Ma prima di arrivare su una vecchia Skoda Octavia all’appuntamento decisivo (si fece accompagnare da Felice Garzilli, ex stopper della Cremonese diventato suo consulente finanziario) Manenti attraverso la sua Mapi Group (7500 euro di capitale sociale e quartier generale a Nova Gorica, in Slovenia, in un casolare in campagna di proprietà di una coppietta di commercialisti, Dusan e Nevenka Bremec) ne aveva tentate di ogni genere: dall’assalto alla Pro Vercelli a quello alle Cartiere Pigna (“investiremo 200 milioni di euro”), passando per una proposta indecente all’allora commissario straordinario della Parmalat Enrico Bondi, a cui il perito agrario giurò che un suo brevetto per un nuovo sistema di imbottigliamento sarebbe stato – di lì a poco – comprato dalla Coca-Cola. Un ballista seriale titolare di una minuscola impresa di pulizie, che un mese fa è riuscito a sedersi con i vertici della serie A a discutere del futuro di una delle squadre più blasonate.

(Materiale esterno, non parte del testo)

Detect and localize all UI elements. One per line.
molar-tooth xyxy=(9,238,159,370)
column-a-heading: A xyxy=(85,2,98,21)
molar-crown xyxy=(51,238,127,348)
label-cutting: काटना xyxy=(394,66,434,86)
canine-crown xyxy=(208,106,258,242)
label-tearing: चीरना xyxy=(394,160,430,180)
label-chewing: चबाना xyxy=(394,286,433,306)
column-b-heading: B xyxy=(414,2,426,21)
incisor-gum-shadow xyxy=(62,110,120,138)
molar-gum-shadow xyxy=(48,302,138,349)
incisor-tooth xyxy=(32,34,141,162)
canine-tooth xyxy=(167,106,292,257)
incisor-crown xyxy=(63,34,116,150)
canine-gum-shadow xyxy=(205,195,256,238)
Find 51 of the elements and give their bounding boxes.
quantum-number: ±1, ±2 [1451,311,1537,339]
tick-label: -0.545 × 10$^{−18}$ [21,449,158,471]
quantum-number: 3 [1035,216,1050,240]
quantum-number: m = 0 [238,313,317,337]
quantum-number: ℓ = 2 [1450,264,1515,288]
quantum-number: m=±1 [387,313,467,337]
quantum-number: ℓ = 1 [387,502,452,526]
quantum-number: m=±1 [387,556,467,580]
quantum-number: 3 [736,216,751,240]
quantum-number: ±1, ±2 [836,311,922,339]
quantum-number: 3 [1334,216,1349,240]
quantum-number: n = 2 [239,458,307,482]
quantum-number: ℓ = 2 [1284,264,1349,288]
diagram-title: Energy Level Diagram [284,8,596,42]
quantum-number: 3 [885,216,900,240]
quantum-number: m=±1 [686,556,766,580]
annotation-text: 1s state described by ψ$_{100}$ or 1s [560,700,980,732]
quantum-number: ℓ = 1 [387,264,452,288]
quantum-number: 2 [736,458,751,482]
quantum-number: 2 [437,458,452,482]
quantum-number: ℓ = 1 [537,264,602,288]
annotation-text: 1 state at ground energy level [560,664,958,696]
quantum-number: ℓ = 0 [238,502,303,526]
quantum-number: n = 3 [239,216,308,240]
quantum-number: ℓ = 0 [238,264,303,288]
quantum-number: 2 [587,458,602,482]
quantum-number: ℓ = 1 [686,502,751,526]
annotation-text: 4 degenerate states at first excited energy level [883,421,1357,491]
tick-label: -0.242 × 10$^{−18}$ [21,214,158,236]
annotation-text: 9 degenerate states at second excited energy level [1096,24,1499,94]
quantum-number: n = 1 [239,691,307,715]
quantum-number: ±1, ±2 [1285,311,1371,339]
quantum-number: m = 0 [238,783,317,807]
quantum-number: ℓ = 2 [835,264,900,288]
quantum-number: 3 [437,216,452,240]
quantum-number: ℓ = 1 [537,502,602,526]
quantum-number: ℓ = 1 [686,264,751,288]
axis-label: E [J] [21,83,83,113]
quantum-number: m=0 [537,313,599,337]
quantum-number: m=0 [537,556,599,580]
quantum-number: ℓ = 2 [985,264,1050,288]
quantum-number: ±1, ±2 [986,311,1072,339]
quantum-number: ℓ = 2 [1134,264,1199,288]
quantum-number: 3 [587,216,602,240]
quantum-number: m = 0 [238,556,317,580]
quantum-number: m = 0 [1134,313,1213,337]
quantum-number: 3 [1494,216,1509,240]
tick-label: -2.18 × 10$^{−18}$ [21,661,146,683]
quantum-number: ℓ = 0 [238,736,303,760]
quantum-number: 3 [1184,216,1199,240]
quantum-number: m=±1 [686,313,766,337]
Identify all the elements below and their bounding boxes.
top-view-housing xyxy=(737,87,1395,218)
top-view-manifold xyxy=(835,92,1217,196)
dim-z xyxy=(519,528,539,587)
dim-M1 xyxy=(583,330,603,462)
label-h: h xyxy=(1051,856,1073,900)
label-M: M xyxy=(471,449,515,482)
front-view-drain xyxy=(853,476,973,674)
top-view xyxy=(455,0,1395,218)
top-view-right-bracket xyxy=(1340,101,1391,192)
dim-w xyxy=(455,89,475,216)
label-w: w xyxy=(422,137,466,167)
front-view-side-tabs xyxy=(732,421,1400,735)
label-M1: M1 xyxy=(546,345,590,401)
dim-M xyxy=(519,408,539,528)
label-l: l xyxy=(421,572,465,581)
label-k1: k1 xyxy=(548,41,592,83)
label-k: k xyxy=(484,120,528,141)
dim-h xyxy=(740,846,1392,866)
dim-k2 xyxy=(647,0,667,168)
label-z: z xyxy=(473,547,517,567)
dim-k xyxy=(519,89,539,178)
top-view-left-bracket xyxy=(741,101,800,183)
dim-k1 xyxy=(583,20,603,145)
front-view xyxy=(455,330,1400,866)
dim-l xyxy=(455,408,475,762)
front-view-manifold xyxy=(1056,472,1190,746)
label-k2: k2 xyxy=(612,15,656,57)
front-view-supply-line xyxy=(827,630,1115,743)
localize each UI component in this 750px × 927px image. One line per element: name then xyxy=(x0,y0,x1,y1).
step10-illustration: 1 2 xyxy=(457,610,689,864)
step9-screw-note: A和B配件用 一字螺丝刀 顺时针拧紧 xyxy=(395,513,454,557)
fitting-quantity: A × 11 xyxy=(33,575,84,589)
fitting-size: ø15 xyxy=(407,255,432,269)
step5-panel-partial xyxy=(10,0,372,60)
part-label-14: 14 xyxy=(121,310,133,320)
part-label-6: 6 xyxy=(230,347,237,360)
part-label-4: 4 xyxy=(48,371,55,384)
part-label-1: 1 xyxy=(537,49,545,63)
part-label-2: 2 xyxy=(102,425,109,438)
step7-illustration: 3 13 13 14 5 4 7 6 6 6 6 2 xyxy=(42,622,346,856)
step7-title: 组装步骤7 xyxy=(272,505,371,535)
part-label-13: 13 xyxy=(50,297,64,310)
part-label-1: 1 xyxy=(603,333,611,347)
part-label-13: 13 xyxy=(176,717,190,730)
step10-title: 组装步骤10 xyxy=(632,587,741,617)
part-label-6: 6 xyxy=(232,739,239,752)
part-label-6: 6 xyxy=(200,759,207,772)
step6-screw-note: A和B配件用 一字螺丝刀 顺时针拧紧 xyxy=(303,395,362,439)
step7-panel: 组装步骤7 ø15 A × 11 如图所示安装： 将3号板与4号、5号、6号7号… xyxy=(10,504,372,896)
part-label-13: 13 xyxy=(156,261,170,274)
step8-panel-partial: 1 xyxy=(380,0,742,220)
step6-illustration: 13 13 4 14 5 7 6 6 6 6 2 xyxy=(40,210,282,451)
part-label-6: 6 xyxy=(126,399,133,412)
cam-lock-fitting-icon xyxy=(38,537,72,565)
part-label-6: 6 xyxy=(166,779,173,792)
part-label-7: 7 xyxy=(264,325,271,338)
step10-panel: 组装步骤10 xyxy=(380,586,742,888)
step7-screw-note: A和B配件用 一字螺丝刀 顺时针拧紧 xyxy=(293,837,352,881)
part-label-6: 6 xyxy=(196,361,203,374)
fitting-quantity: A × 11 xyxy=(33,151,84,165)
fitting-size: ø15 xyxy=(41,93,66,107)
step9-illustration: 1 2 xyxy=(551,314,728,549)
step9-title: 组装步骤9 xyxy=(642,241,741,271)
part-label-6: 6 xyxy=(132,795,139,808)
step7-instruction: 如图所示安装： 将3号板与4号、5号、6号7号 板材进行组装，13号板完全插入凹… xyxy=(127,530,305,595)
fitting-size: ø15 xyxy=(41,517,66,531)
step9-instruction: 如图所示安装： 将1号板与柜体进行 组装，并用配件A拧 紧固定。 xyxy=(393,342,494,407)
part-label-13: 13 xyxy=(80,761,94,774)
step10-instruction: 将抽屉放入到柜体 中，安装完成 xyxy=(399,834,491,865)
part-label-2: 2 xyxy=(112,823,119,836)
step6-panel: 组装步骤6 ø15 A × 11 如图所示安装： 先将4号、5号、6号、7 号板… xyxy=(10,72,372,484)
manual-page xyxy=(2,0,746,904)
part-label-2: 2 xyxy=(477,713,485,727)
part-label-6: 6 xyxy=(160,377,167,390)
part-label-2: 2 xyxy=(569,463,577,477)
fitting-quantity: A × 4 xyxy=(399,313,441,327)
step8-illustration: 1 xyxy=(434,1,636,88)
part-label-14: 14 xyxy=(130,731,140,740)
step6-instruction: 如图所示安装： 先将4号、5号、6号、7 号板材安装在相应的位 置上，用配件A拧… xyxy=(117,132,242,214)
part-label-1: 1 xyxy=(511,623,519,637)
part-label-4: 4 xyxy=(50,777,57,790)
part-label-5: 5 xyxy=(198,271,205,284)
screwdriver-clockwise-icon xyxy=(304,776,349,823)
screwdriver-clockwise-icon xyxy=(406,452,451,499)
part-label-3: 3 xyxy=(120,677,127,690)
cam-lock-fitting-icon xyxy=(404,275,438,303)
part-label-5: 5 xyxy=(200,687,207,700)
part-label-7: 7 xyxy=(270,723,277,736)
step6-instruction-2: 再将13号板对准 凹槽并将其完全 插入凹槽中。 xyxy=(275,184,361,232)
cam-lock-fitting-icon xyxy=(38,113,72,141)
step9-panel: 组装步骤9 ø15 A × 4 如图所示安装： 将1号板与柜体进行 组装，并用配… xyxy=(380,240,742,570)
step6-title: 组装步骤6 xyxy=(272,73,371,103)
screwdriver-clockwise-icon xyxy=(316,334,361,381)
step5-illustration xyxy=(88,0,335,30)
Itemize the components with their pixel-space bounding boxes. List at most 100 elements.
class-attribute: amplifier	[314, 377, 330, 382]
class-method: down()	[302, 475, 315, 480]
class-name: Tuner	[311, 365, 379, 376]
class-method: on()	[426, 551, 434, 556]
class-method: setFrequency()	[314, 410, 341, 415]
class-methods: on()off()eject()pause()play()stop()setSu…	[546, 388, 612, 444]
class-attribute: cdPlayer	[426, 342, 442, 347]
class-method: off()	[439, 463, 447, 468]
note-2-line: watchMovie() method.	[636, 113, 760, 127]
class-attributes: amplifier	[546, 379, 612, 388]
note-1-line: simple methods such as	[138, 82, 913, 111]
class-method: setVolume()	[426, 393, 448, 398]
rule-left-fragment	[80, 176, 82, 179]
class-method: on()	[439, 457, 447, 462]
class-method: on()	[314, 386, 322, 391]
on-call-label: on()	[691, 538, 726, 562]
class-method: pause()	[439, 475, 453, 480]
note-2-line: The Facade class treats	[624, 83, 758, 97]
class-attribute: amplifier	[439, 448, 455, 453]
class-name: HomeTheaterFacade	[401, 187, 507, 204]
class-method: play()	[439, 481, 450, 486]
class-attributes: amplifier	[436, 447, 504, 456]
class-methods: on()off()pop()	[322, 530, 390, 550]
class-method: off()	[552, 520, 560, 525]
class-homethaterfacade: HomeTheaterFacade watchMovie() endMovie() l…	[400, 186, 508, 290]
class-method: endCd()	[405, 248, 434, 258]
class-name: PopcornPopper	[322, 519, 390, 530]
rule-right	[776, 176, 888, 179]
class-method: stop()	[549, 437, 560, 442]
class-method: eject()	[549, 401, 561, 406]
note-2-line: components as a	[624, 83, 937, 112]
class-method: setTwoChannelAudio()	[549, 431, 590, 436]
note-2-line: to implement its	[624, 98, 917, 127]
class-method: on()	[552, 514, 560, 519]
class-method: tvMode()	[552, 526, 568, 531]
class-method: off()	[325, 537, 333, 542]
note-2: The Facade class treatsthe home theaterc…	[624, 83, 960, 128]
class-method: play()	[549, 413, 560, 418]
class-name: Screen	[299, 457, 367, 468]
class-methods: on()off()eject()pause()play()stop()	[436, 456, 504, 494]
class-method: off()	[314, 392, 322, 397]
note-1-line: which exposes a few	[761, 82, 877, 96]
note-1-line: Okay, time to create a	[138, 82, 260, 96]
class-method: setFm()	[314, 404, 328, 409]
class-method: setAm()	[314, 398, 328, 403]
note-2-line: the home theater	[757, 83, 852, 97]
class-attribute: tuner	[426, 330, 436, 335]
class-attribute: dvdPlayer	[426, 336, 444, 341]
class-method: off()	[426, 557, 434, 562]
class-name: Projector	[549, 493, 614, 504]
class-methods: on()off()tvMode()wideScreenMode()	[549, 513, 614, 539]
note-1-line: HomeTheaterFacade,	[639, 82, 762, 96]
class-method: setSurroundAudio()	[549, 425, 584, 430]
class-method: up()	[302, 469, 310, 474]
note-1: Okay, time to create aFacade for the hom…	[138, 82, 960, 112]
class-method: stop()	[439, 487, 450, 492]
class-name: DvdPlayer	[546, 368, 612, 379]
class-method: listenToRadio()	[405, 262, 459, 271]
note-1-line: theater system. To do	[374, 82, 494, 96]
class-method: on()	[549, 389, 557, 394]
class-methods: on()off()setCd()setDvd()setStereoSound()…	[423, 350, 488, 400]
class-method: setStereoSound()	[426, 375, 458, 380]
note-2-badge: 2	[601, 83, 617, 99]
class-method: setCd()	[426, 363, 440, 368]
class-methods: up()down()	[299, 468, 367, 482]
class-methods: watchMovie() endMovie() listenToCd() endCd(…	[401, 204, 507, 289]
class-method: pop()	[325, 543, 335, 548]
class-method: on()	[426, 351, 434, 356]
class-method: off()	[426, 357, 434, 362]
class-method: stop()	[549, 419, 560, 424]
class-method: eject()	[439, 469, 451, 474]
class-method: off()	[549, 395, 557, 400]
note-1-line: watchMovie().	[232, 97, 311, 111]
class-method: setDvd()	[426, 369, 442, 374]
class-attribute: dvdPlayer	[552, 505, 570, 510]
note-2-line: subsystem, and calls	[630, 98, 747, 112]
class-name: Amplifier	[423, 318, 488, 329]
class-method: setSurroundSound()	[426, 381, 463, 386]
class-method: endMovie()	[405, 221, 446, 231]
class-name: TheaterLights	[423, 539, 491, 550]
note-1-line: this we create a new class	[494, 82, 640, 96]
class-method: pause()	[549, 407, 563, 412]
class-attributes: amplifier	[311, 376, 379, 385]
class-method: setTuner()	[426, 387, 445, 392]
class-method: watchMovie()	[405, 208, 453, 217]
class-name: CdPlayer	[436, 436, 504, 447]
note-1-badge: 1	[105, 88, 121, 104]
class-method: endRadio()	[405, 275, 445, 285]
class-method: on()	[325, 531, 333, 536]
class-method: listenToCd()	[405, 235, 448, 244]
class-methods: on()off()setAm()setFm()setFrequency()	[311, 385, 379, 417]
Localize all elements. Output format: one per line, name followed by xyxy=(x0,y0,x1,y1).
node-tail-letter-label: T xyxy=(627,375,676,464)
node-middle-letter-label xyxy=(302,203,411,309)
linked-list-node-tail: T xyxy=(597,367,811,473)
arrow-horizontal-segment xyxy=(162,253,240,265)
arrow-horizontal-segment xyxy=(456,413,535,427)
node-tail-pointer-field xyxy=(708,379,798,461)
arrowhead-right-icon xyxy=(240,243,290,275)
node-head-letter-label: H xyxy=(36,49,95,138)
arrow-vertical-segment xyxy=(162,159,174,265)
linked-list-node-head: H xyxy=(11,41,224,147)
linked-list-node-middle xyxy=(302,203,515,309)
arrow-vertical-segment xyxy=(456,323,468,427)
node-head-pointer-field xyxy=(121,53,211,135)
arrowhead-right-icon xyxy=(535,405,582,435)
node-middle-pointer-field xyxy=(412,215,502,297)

“Coi nostri soci lavoreremo sui mercati che hanno interesse anche nel tessuto produttivo del territorio», declamava Giampietro «potrebbero essere russi, ucraini, americani, bielorussi, bulgari o serbi. Ci dedicheremo a vari campi, dal parmigiano reggiano al prosciutto crudo, passando per il riso e la pasta. Ad esempio, qui a Parma c’è una fabbrica che produce caldaie a pellet, noi le produciamo in un paese dell’Est Europa…”.